We observed significant improvements in MCS and PCS scores after 16 weeks of adalimumab treatment compared with US population norms, while the placebo groups demonstrated stability in scores over the treatment course. The finding that both emotional and physical health were influenced by treatment is consistent with findings observed in three other psoriasis trials that employed the SF-36 [14, 15, 18]. Although all three studies demonstrated significant improvements in all SF-36 scales, the greatest baseline to endpoint improvements (range of trial durations: 10 to 16 weeks) were seen in the Bodily Pain and Social Function scales. These findings are also consistent with those reported for infliximab after 10 weeks of treatment, where Physical Function, Bodily Pain, General Health, Vitality, Social Function, and Mental Health scale scores were greater than or similar to population norms [14].

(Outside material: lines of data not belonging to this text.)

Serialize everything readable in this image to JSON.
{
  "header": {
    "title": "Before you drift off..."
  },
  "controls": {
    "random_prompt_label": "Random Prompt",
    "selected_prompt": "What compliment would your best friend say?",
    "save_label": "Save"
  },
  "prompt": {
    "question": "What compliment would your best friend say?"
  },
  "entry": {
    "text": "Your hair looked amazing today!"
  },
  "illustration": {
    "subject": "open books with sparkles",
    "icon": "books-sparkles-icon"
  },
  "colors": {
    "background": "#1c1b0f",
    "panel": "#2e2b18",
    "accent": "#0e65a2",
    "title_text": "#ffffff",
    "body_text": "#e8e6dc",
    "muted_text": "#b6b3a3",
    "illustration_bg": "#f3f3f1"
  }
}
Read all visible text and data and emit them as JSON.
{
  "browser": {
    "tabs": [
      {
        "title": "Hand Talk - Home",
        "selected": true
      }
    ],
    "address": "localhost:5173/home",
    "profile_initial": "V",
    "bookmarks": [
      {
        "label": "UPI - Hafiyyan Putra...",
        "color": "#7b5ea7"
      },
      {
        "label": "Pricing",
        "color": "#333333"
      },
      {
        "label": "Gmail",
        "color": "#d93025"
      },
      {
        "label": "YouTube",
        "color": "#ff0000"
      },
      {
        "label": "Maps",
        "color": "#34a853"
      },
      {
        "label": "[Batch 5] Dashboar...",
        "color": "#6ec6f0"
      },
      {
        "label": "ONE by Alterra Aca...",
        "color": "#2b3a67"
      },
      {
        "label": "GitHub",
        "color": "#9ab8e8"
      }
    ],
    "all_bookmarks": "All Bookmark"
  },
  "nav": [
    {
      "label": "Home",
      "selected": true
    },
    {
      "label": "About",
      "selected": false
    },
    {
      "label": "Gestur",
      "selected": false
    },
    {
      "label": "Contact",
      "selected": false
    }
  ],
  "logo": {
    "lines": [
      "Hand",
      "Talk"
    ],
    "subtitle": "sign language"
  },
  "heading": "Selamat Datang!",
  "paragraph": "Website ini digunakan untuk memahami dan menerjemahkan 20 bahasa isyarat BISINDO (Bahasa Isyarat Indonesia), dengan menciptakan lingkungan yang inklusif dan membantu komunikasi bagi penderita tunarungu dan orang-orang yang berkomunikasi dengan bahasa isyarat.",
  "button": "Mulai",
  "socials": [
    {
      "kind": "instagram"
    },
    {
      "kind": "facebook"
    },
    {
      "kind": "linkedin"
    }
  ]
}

There were several limitations associated with the normative comparisons and our analyses. First, the current analysis was based only on SF-36 normative data in the United States. However, patients with psoriasis participating in the REVEAL study were recruited from the United States and Canada. It is possible that our findings may be affected by differences in normative scores across different countries. Second, the health status scores were based on patient self-reports and may be associated with some bias in reporting. However, this bias may be minimal given the strong associations between the clinical endpoints and the HRQOL measures in this study [14]. Third, the SF-36 summary scores may sometimes yield aberrant results which are partially explained by the negative weight for Mental Health and Vitality in scoring the PCS. Finally, longer term data will be beneficial in confirming the results of this study.

Conclusion

This analysis confirms that psoriasis has a broad impact on patients' HRQOL. Adalimumab treatment of patients with psoriasis improved the physical and psychological health of these patients to levels comparable with or greater than the physical and psychological health of the general population in the United States.